With the municipal council now restricting new permits to establishments with a separate entrance, Malaga is finally slowing down the growth of its tourism industry.
Thus, Malaga follows the Balearic Islands, San Sebastian, Barcelona, Gijón, Madrid, Seville, and Valencia in promoting similar or more stringent regulations. In these locations, a one-year ban on new tourist home licenses went into force on May 30.
The Andalusian Regional Government Register states that 12,124 residences in Malaga are licensed for use by tourists. There are more than 350,000 in all of Spain, and 1.75 million of those spots are available, based on statistics released by the National Statistics Institute in February of last year.

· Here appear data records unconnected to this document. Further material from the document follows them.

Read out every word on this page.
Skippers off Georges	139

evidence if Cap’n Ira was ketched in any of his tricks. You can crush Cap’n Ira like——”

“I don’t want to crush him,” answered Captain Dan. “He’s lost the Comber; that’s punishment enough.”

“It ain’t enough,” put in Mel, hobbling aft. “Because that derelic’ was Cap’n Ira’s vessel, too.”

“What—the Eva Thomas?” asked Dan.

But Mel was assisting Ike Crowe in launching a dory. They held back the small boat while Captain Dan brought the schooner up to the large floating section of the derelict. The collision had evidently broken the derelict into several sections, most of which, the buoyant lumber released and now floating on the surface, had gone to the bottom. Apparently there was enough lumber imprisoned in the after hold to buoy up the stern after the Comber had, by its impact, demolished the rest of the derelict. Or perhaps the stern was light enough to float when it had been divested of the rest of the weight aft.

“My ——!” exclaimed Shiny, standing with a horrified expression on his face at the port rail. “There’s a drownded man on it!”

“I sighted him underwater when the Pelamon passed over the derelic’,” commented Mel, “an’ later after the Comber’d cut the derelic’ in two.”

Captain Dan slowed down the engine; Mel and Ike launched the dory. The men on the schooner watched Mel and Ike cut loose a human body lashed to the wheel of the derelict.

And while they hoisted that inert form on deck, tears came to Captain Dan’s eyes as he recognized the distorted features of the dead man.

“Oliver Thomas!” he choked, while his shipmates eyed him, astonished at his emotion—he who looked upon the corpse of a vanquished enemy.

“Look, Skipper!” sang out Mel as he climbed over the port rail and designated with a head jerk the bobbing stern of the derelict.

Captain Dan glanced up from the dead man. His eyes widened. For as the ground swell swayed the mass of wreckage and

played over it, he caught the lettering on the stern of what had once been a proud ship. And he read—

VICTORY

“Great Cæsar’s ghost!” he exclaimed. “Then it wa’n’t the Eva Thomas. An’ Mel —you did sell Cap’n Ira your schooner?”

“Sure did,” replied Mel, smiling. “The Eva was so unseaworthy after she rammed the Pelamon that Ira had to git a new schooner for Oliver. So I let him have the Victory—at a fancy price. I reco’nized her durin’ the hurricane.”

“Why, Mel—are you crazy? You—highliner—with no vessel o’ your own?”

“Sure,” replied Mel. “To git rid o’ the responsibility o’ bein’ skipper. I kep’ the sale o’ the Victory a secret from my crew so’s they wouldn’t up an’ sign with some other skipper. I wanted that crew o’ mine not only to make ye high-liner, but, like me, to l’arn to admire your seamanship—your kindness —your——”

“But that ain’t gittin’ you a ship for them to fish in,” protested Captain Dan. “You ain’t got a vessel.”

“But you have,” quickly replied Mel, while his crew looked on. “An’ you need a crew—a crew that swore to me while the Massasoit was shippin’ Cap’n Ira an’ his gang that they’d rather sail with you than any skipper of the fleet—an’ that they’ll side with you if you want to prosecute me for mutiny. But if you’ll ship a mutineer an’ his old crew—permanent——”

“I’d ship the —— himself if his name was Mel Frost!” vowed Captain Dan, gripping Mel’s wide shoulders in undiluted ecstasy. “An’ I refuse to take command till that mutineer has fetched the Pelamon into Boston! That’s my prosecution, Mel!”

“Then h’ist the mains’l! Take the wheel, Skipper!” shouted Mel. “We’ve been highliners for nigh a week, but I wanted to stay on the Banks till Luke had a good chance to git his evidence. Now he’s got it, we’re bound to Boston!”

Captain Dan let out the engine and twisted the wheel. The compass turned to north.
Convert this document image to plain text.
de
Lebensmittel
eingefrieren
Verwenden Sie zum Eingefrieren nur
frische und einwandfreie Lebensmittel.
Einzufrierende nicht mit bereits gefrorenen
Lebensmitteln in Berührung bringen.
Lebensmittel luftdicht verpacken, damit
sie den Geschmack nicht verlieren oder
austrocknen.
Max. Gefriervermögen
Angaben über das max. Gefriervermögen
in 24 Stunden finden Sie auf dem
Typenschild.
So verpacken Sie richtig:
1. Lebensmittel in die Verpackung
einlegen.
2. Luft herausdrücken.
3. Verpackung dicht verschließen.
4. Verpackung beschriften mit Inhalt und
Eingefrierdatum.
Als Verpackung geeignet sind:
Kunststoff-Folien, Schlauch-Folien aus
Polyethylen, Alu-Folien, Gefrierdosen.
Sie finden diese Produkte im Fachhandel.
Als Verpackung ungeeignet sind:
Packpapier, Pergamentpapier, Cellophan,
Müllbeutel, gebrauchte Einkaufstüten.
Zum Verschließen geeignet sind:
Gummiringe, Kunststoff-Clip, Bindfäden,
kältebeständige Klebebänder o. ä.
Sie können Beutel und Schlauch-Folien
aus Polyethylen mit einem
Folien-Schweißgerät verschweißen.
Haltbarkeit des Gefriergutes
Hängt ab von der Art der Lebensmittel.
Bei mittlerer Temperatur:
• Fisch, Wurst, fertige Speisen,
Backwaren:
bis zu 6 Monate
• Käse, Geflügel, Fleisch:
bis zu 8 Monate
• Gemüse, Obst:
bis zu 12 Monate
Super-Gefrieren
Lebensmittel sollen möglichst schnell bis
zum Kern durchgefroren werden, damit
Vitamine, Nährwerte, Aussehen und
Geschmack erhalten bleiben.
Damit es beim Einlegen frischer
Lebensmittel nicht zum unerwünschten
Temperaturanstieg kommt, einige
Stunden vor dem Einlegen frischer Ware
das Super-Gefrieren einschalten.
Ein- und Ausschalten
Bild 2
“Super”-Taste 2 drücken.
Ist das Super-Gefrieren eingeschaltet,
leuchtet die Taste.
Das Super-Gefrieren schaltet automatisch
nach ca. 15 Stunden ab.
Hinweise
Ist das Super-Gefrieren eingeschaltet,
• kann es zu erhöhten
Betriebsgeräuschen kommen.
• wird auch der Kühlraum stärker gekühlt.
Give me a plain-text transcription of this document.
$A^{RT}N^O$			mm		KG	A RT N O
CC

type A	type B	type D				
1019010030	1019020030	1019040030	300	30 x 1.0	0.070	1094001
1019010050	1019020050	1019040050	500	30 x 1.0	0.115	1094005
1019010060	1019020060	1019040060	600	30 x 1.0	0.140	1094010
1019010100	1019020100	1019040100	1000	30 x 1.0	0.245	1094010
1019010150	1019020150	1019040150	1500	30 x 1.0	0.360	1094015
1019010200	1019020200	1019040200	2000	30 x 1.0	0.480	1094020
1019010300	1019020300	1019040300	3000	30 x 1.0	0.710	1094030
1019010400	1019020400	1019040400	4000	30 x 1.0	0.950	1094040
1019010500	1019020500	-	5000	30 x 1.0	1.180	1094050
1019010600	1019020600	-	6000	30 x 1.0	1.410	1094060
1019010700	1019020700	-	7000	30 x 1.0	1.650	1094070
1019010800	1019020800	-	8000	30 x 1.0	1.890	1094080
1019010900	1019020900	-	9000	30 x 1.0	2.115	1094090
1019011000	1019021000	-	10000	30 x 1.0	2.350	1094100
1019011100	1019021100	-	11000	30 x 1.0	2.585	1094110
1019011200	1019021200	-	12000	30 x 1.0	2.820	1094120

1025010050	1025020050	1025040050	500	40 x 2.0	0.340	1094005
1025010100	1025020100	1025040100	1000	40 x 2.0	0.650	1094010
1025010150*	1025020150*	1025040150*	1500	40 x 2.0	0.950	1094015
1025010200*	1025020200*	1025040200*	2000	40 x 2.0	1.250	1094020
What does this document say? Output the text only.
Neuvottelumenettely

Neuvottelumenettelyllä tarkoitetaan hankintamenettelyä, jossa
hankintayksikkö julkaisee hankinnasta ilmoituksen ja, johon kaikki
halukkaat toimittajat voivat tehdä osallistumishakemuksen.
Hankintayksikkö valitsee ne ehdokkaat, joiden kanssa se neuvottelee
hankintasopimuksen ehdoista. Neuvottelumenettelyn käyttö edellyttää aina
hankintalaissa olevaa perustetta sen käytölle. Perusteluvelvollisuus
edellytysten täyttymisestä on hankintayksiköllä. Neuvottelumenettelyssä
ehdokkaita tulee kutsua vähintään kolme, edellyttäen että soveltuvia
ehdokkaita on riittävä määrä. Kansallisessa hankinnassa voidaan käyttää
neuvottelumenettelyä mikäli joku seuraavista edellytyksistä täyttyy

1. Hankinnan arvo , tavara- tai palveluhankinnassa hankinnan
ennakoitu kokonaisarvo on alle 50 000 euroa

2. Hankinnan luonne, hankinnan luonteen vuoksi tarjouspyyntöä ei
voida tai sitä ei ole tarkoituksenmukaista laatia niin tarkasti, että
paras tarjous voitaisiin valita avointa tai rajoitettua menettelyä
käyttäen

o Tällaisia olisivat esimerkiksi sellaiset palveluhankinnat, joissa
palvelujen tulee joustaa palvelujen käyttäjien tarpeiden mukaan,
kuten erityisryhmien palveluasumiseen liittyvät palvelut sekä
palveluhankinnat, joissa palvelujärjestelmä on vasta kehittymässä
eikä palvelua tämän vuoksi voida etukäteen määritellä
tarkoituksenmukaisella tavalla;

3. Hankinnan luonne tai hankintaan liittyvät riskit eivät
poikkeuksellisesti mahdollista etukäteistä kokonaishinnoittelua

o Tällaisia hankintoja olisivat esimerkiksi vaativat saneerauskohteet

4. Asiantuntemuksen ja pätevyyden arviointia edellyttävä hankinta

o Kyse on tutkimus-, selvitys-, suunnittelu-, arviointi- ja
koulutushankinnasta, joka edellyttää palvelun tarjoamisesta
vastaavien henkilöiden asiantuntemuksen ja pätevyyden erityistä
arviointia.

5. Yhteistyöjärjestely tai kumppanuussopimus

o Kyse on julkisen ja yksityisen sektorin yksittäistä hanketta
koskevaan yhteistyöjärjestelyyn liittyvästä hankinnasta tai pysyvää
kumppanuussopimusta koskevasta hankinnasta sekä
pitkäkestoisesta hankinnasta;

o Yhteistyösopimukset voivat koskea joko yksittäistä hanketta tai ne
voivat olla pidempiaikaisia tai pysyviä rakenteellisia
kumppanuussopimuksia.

Malaga has the highest percentage of vacation rentals among Spanish cities with a population of at least 500,000: 2.7% of all its units are designated for guest use, as opposed to the 1.33% national average. More importantly, in recent years, the amount of tourist housing in the city has increased fourteen times.
The consequences for locals are dire, since analysts attribute the pattern to a dramatic increase in the price of purchasing and renting real estate. The city often ranks highest in terms of real estate costs.
The growth of tourist accommodations has alarmed the Malaga Tenants’ Union, which claims that it has effectively driven out inhabitants from a number of neighborhoods as housing becomes scarce and rates skyrocket.